Viajar en tren a Galicia se ha convertido en una actividad de riesgo para la paciencia y un insulto al bolsillo de los ciudadanos. El último episodio de esta comedia de terror ferroviaria lo sufrieron los pasajeros del trayecto Madrid-Koruña del pasado martes, 14 de julio. Lo que se vende a bombo y platillo como un servicio de Alta Velocidad del siglo XXI terminó pareciéndose más a una atracción de feria averiada: un tren parado tres veces, un trayecto circulando marcha atrás en plena noche, vagones completamente a oscuras y, para rematar, el sistema de Renfe denegando las devoluciones automáticas.
Koruña sigue pagando el precio de unas comunicaciones ferroviarias deficientes y un abandono institucional que ya no se puede camuflar con infografías ni discursos oficiales.
Tres paradas, altercados y un viaje al pasado
El periplo de los pasajeros de este convoy —que acumuló un retraso de 113 minutos, llegando a la estación de San Cristóbal al filo de la una de la madrugada en lugar de las 23:00 horas previstas— es la radiografía perfecta del caos que impera en la línea:
Primera parada (Zamora): 55 minutos de retraso debido a una "alteración del orden público" que requirió la intervención de las fuerzas de seguridad y detenciones a bordo, tras encararse un pasajero con el revisor y el personal de cafetería.
Segunda parada (Ourense) y apagón: tras reanudar la marcha, una avería técnica dejó la línea sin energía (presumiblemente por problemas en la catenaria). El tren se quedó completamente a oscuras en mitad de la noche y fuera de la estación.
El colmo, marcha atrás: sin dar explicaciones claras a los usuarios, el convoy tuvo que retroceder en sentido contrario, a oscuras y de noche, hasta regresar a la estación de Ourense para intentar reiniciar el sistema.

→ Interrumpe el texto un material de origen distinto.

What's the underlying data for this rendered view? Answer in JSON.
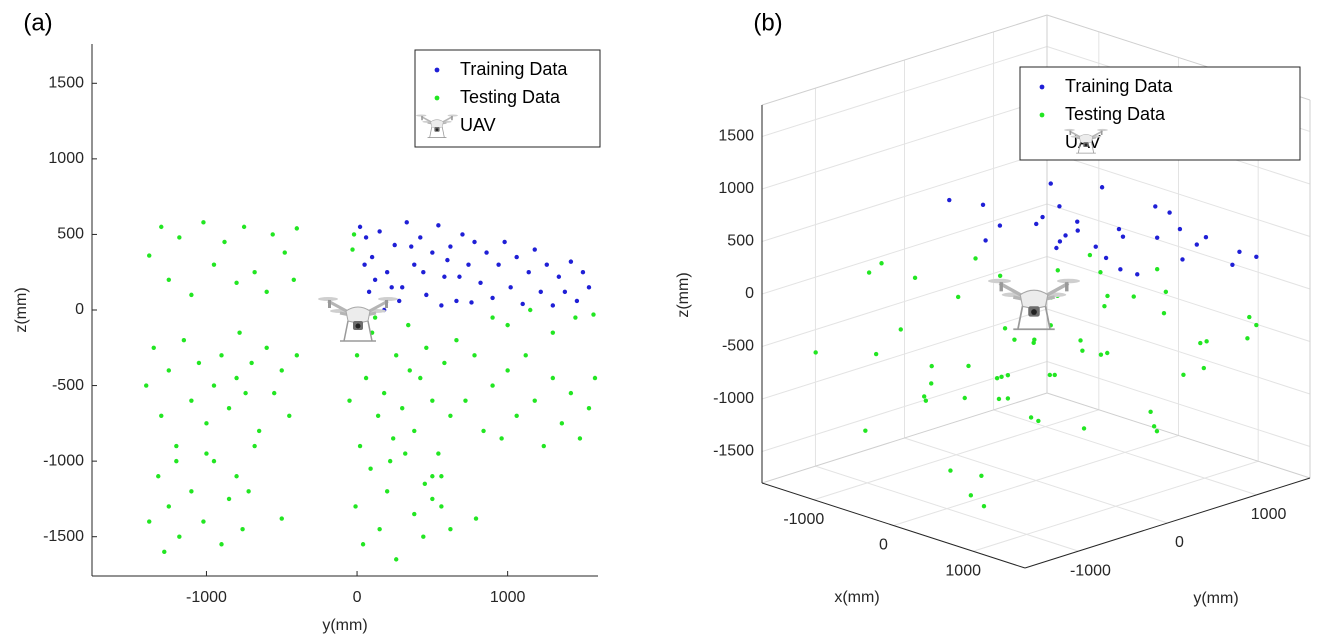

Tercera parada (Santiago): por si fuera poco, una vez reanudada la marcha "controlada", el tren volvió a detenerse en Santiago por un enésimo problema en las vías, sumando más minutos a la desesperación de los coruñeses atrapados en el vagón.

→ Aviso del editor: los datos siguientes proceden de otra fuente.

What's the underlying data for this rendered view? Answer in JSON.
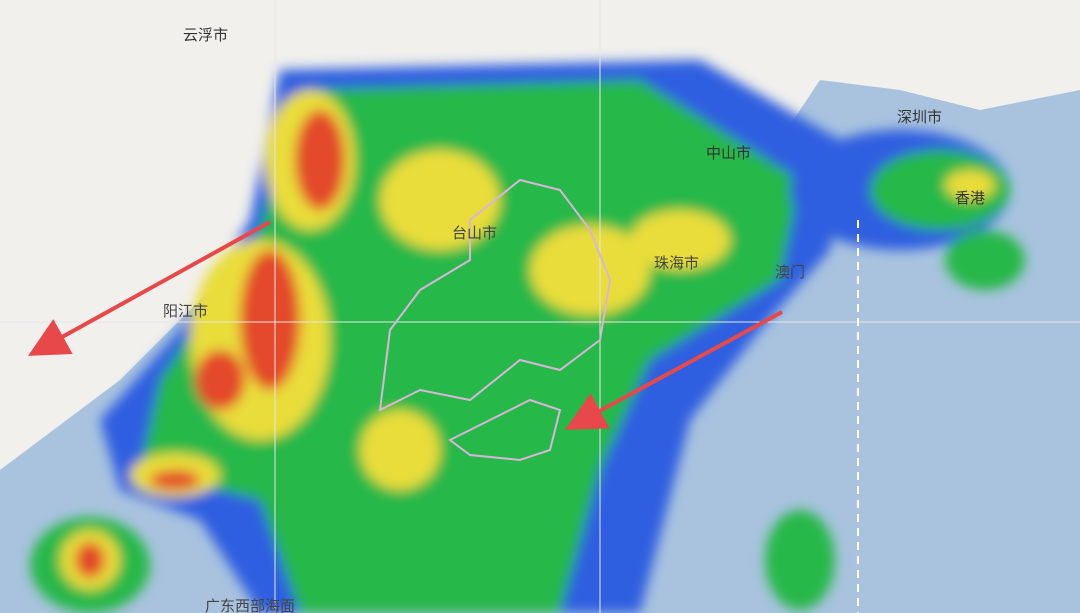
{
  "labels": {
    "yunfu": "云浮市",
    "zhongshan": "中山市",
    "shenzhen": "深圳市",
    "hongkong": "香港",
    "zhuhai": "珠海市",
    "macau": "澳门",
    "yangjiang": "阳江市",
    "taishan": "台山市",
    "sea": "广东西部海面"
  }
}
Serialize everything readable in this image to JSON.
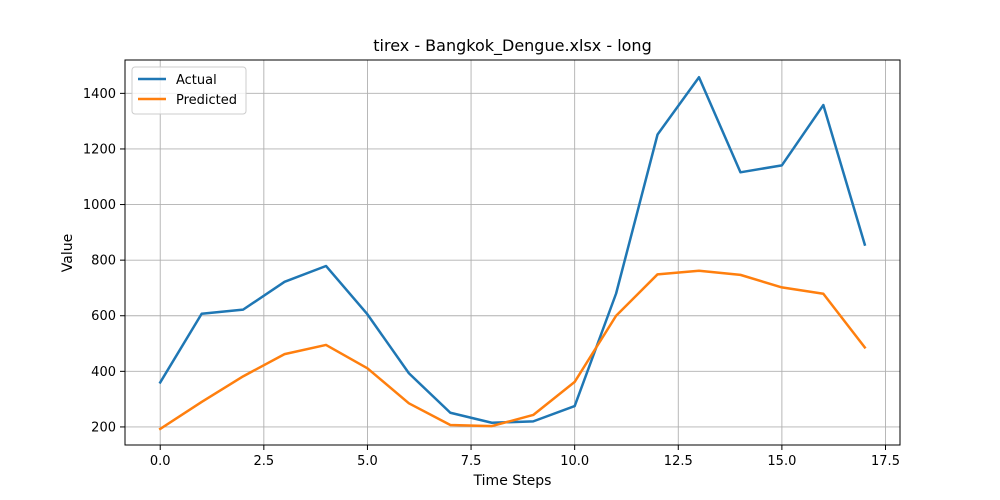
{
  "chart_data": {
    "type": "line",
    "title": "tirex - Bangkok_Dengue.xlsx - long",
    "xlabel": "Time Steps",
    "ylabel": "Value",
    "xlim": [
      -0.85,
      17.85
    ],
    "ylim": [
      135,
      1520
    ],
    "xticks": [
      0.0,
      2.5,
      5.0,
      7.5,
      10.0,
      12.5,
      15.0,
      17.5
    ],
    "xtick_labels": [
      "0.0",
      "2.5",
      "5.0",
      "7.5",
      "10.0",
      "12.5",
      "15.0",
      "17.5"
    ],
    "yticks": [
      200,
      400,
      600,
      800,
      1000,
      1200,
      1400
    ],
    "ytick_labels": [
      "200",
      "400",
      "600",
      "800",
      "1000",
      "1200",
      "1400"
    ],
    "grid": true,
    "legend_position": "top-left",
    "x": [
      0,
      1,
      2,
      3,
      4,
      5,
      6,
      7,
      8,
      9,
      10,
      11,
      12,
      13,
      14,
      15,
      16,
      17
    ],
    "series": [
      {
        "name": "Actual",
        "color": "#1f77b4",
        "values": [
          360,
          607,
          622,
          722,
          779,
          605,
          393,
          251,
          215,
          220,
          275,
          680,
          1252,
          1458,
          1116,
          1141,
          1358,
          856
        ]
      },
      {
        "name": "Predicted",
        "color": "#ff7f0e",
        "values": [
          193,
          290,
          382,
          462,
          495,
          411,
          285,
          207,
          203,
          243,
          362,
          600,
          749,
          762,
          747,
          702,
          679,
          486
        ]
      }
    ]
  }
}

Como viene siendo habitual en el calvario de las comunicaciones gallegas, la ineficacia del viaje viene acompañada por el maltrato al cliente. Tras sufrir un viaje incómodo, a oscuras y con casi dos horas de retraso, usuarios como Juan Fuentes —pasajero que relató la odisea— se encontraron con la desagradable sorpresa de que la web de Renfe asegura que les corresponden "0 euros" de indemnización.
Por su parte, Renfe, al ser consultada, se limitó a balbucear excusas, escudándose en una "falta de datos" para no concretar si devolverá el dinero a los afectados. Una muestra más de la impunidad con la que opera la compañía mientras el Ministerio de Transportes sigue mirando hacia otro lado y rechaza, además, adaptar el Corredor Atlántico al ancho europeo.
La realidad de Koruña: mientras otras ciudades disfrutan de conexiones fluidas y fiables, los koruñeses que viajan a la capital tienen que asumir que su tren puede convertirse en un vagón de metro antiguo: a oscuras, dando marcha atrás y pagando un precio de oro por un servicio de hojalata.
Conclusión: ¿Alta Velocidad o Tercera Clase?
Lo ocurrido este martes no es una anécdota aislada; es el síntoma de unas conexiones con el noroeste de España que sufren averías constantes, mantenimiento bajo mínimos y una preocupante falta de previsión. El AVE a Koruña no necesita más propaganda política; necesita inversiones reales, trenes que funcionen hacia delante, luces que no se apaguen y una atención digna a unos pasajeros que ya están hartos de que les tomen el pelo.